The earliest planning days of the FDR Park Plan included extensive community engagement. Those involved made it clear: in order for the Conservancy to live up to its mission of creating and maintaining an equitable park system for everyone, FDR would need to do a better job at serving Philly’s youth sports teams.
There is only one regulation-size turf field in the Philadelphia Parks & Recreation system for the 21,000 kids between the ages of 5 and 18 living below South Street. Coaches look for any and all space for their athletes to play and practice. They often need to make last-minute schedule changes and frequently play on surfaces that don’t support kids’ needs.
Bobbie King, a South Philly Sigma Sharks coach whose grandson plays u12 football, told the Conservancy during a summer 2023 virtual roundtable that a lot of the fields she encounters don’t have lines, making it hard for first-time players to understand basic concepts like yardage.

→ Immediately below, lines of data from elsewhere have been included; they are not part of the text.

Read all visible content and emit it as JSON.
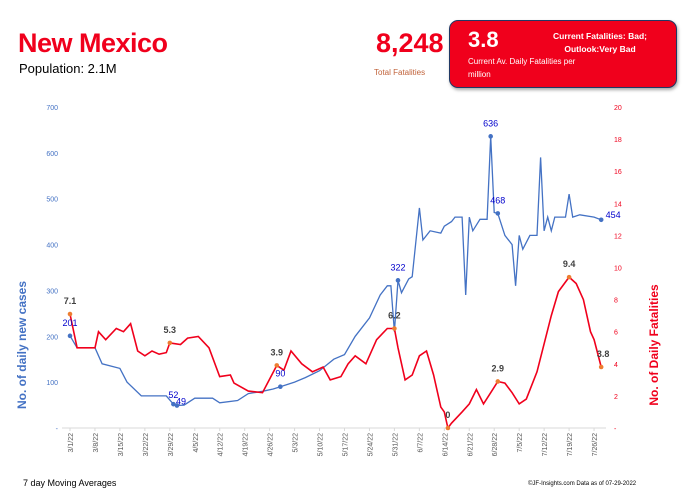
{
  "header": {
    "title": "New Mexico",
    "population": "Population: 2.1M",
    "total_fatalities": "8,248",
    "total_fatalities_label": "Total Fatalities"
  },
  "card": {
    "value": "3.8",
    "label": "Current Av. Daily Fatalities per million",
    "status_line1": "Current Fatalities: Bad;",
    "status_line2": "Outlook:Very Bad",
    "color": "#f0001c"
  },
  "footer": {
    "left": "7 day Moving Averages",
    "right": "©JF-Insights.com  Data as of 07-29-2022"
  },
  "chart_data": {
    "type": "line",
    "title": "",
    "xlabel": "",
    "ylabel_left": "No. of daily new  cases",
    "ylabel_right": "No. of Daily Fatalities",
    "ylim_left": [
      0,
      700
    ],
    "ylim_right": [
      0,
      20
    ],
    "yticks_left": [
      "-",
      "100",
      "200",
      "300",
      "400",
      "500",
      "600",
      "700"
    ],
    "yticks_right": [
      "-",
      "2",
      "4",
      "6",
      "8",
      "10",
      "12",
      "14",
      "16",
      "18",
      "20"
    ],
    "xticks": [
      "3/1/22",
      "3/8/22",
      "3/15/22",
      "3/22/22",
      "3/29/22",
      "4/5/22",
      "4/12/22",
      "4/19/22",
      "4/26/22",
      "5/3/22",
      "5/10/22",
      "5/17/22",
      "5/24/22",
      "5/31/22",
      "6/7/22",
      "6/14/22",
      "6/21/22",
      "6/28/22",
      "7/5/22",
      "7/12/22",
      "7/19/22",
      "7/26/22"
    ],
    "grid": false,
    "series": [
      {
        "name": "Daily new cases",
        "axis": "left",
        "color": "#4472c4",
        "points": [
          [
            "3/1",
            201
          ],
          [
            "3/3",
            175
          ],
          [
            "3/8",
            175
          ],
          [
            "3/10",
            140
          ],
          [
            "3/15",
            130
          ],
          [
            "3/17",
            100
          ],
          [
            "3/21",
            70
          ],
          [
            "3/28",
            70
          ],
          [
            "3/30",
            52
          ],
          [
            "3/31",
            49
          ],
          [
            "4/2",
            50
          ],
          [
            "4/5",
            65
          ],
          [
            "4/10",
            65
          ],
          [
            "4/12",
            55
          ],
          [
            "4/17",
            60
          ],
          [
            "4/20",
            75
          ],
          [
            "4/24",
            80
          ],
          [
            "4/27",
            85
          ],
          [
            "4/29",
            90
          ],
          [
            "5/3",
            100
          ],
          [
            "5/6",
            110
          ],
          [
            "5/10",
            125
          ],
          [
            "5/14",
            150
          ],
          [
            "5/17",
            160
          ],
          [
            "5/20",
            200
          ],
          [
            "5/24",
            240
          ],
          [
            "5/27",
            290
          ],
          [
            "5/29",
            310
          ],
          [
            "5/30",
            310
          ],
          [
            "5/31",
            210
          ],
          [
            "6/1",
            322
          ],
          [
            "6/2",
            295
          ],
          [
            "6/4",
            325
          ],
          [
            "6/5",
            330
          ],
          [
            "6/7",
            480
          ],
          [
            "6/8",
            410
          ],
          [
            "6/10",
            430
          ],
          [
            "6/13",
            425
          ],
          [
            "6/14",
            440
          ],
          [
            "6/16",
            450
          ],
          [
            "6/17",
            460
          ],
          [
            "6/19",
            460
          ],
          [
            "6/20",
            290
          ],
          [
            "6/21",
            460
          ],
          [
            "6/22",
            430
          ],
          [
            "6/24",
            455
          ],
          [
            "6/26",
            455
          ],
          [
            "6/27",
            636
          ],
          [
            "6/28",
            470
          ],
          [
            "6/29",
            468
          ],
          [
            "7/1",
            420
          ],
          [
            "7/3",
            400
          ],
          [
            "7/4",
            310
          ],
          [
            "7/5",
            420
          ],
          [
            "7/6",
            390
          ],
          [
            "7/8",
            420
          ],
          [
            "7/10",
            420
          ],
          [
            "7/11",
            590
          ],
          [
            "7/12",
            430
          ],
          [
            "7/13",
            460
          ],
          [
            "7/14",
            430
          ],
          [
            "7/15",
            460
          ],
          [
            "7/18",
            460
          ],
          [
            "7/19",
            510
          ],
          [
            "7/20",
            460
          ],
          [
            "7/22",
            465
          ],
          [
            "7/26",
            460
          ],
          [
            "7/28",
            454
          ]
        ]
      },
      {
        "name": "Daily fatalities",
        "axis": "right",
        "color": "#f0001c",
        "points": [
          [
            "3/1",
            7.1
          ],
          [
            "3/3",
            5
          ],
          [
            "3/8",
            5
          ],
          [
            "3/9",
            6
          ],
          [
            "3/11",
            5.5
          ],
          [
            "3/14",
            6.2
          ],
          [
            "3/16",
            6
          ],
          [
            "3/18",
            6.5
          ],
          [
            "3/20",
            4.8
          ],
          [
            "3/22",
            4.5
          ],
          [
            "3/24",
            4.8
          ],
          [
            "3/26",
            4.6
          ],
          [
            "3/28",
            4.7
          ],
          [
            "3/29",
            5.3
          ],
          [
            "4/1",
            5.2
          ],
          [
            "4/3",
            5.6
          ],
          [
            "4/6",
            5.7
          ],
          [
            "4/9",
            5
          ],
          [
            "4/12",
            3.2
          ],
          [
            "4/15",
            3.3
          ],
          [
            "4/16",
            2.8
          ],
          [
            "4/20",
            2.3
          ],
          [
            "4/24",
            2.2
          ],
          [
            "4/28",
            3.9
          ],
          [
            "4/30",
            3.6
          ],
          [
            "5/2",
            4.8
          ],
          [
            "5/5",
            4
          ],
          [
            "5/8",
            3.5
          ],
          [
            "5/11",
            3.8
          ],
          [
            "5/13",
            3
          ],
          [
            "5/16",
            3.2
          ],
          [
            "5/18",
            4
          ],
          [
            "5/20",
            4.5
          ],
          [
            "5/23",
            4
          ],
          [
            "5/26",
            5.5
          ],
          [
            "5/29",
            6.2
          ],
          [
            "5/31",
            6.2
          ],
          [
            "6/1",
            5
          ],
          [
            "6/3",
            3
          ],
          [
            "6/5",
            3.3
          ],
          [
            "6/7",
            4.5
          ],
          [
            "6/9",
            4.8
          ],
          [
            "6/11",
            3.3
          ],
          [
            "6/13",
            1.3
          ],
          [
            "6/14",
            1
          ],
          [
            "6/15",
            0
          ],
          [
            "6/16",
            0.3
          ],
          [
            "6/19",
            1
          ],
          [
            "6/21",
            1.5
          ],
          [
            "6/23",
            2.4
          ],
          [
            "6/25",
            1.5
          ],
          [
            "6/27",
            2.2
          ],
          [
            "6/29",
            2.9
          ],
          [
            "7/1",
            2.8
          ],
          [
            "7/3",
            2.2
          ],
          [
            "7/5",
            1.5
          ],
          [
            "7/7",
            1.8
          ],
          [
            "7/10",
            3.5
          ],
          [
            "7/14",
            7
          ],
          [
            "7/16",
            8.5
          ],
          [
            "7/19",
            9.4
          ],
          [
            "7/21",
            9
          ],
          [
            "7/23",
            8
          ],
          [
            "7/25",
            6
          ],
          [
            "7/26",
            5.5
          ],
          [
            "7/28",
            3.8
          ]
        ]
      }
    ],
    "annotations": [
      {
        "series": 0,
        "date": "3/1",
        "text": "201",
        "dy": -10,
        "dx": 0
      },
      {
        "series": 0,
        "date": "3/30",
        "text": "52",
        "dy": -6,
        "dx": 0
      },
      {
        "series": 0,
        "date": "3/31",
        "text": "49",
        "dy": -1,
        "dx": 4
      },
      {
        "series": 0,
        "date": "4/29",
        "text": "90",
        "dy": -10,
        "dx": 0
      },
      {
        "series": 0,
        "date": "6/1",
        "text": "322",
        "dy": -10,
        "dx": 0
      },
      {
        "series": 0,
        "date": "6/27",
        "text": "636",
        "dy": -10,
        "dx": 0
      },
      {
        "series": 0,
        "date": "6/29",
        "text": "468",
        "dy": -10,
        "dx": 0
      },
      {
        "series": 0,
        "date": "7/28",
        "text": "454",
        "dy": -2,
        "dx": 12
      },
      {
        "series": 1,
        "date": "3/1",
        "text": "7.1",
        "dy": -10,
        "dx": 0
      },
      {
        "series": 1,
        "date": "3/29",
        "text": "5.3",
        "dy": -10,
        "dx": 0
      },
      {
        "series": 1,
        "date": "4/28",
        "text": "3.9",
        "dy": -10,
        "dx": 0
      },
      {
        "series": 1,
        "date": "5/31",
        "text": "6.2",
        "dy": -10,
        "dx": 0
      },
      {
        "series": 1,
        "date": "6/15",
        "text": "0",
        "dy": -10,
        "dx": 0
      },
      {
        "series": 1,
        "date": "6/29",
        "text": "2.9",
        "dy": -10,
        "dx": 0
      },
      {
        "series": 1,
        "date": "7/19",
        "text": "9.4",
        "dy": -10,
        "dx": 0
      },
      {
        "series": 1,
        "date": "7/28",
        "text": "3.8",
        "dy": -10,
        "dx": 2
      }
    ]
  }
}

“Lack of suitable space, especially soccer fields, is one of the greatest limitations to our ability to grow as a program,” said Amos Huron of the Anderson Monarchs. “The demand for free, high-quality youth soccer programs such as the ones we offer is very high. However, we are limited in the number of developmental programs as well as travel teams that we can sponsor, due to our inability to secure safe, maintained, regulation soccer fields within the South Philadelphia area that most of our families come from.”
Without access to reliable, quality fields, the Youth Sports Ambassadors — a representative group of coaches from all over Philadelphia — can’t guarantee kids a consistent and safe place to play.
FDR Park’s 348 acres currently have just two non-regulation soccer fields that are so prone to flooding that even mild rainfall leaves the playing surfaces soaked and unusable for days at a time.
It’s a problem that affects fields citywide.
“Often, rain, or the aftermath of rain, results in us having to move our practices from the baseball field at Marian Anderson to the gym or another indoor space,” added Huron. “This can have a serious domino effect, displacing other programs or forcing us to cancel completely.”
Enter the FDR Park Plan. With 12 new multi-purpose fields that will be elevated out of the floodplain and made from performance turf, they’ll be optimized to accommodate several games in a row and designed to mitigate the effects of flooding and climate change. More importantly, these fields are made with all-natural materials — not Astro Turf — that pose no known health risk.
These 12 fields — along with eight basketball courts, 10 tennis courts, and six baseball and softball fields — are the result of an extensive, ongoing engagement process to ensure the transformed FDR Park has space for everyone. These fields account for just 12% of the park’s land while creating opportunities for thousands of kids.
“It’s an equity issue,” said Maura McCarthy, Fairmount Park Conservancy’s Executive Director. “Equity is a safe and sustainable place for all kids to play, and ensuring their recreation options aren’t limited by a lack of usable fields. Equity is providing community resources to be used and shared among everyone with a stake in this green oasis.”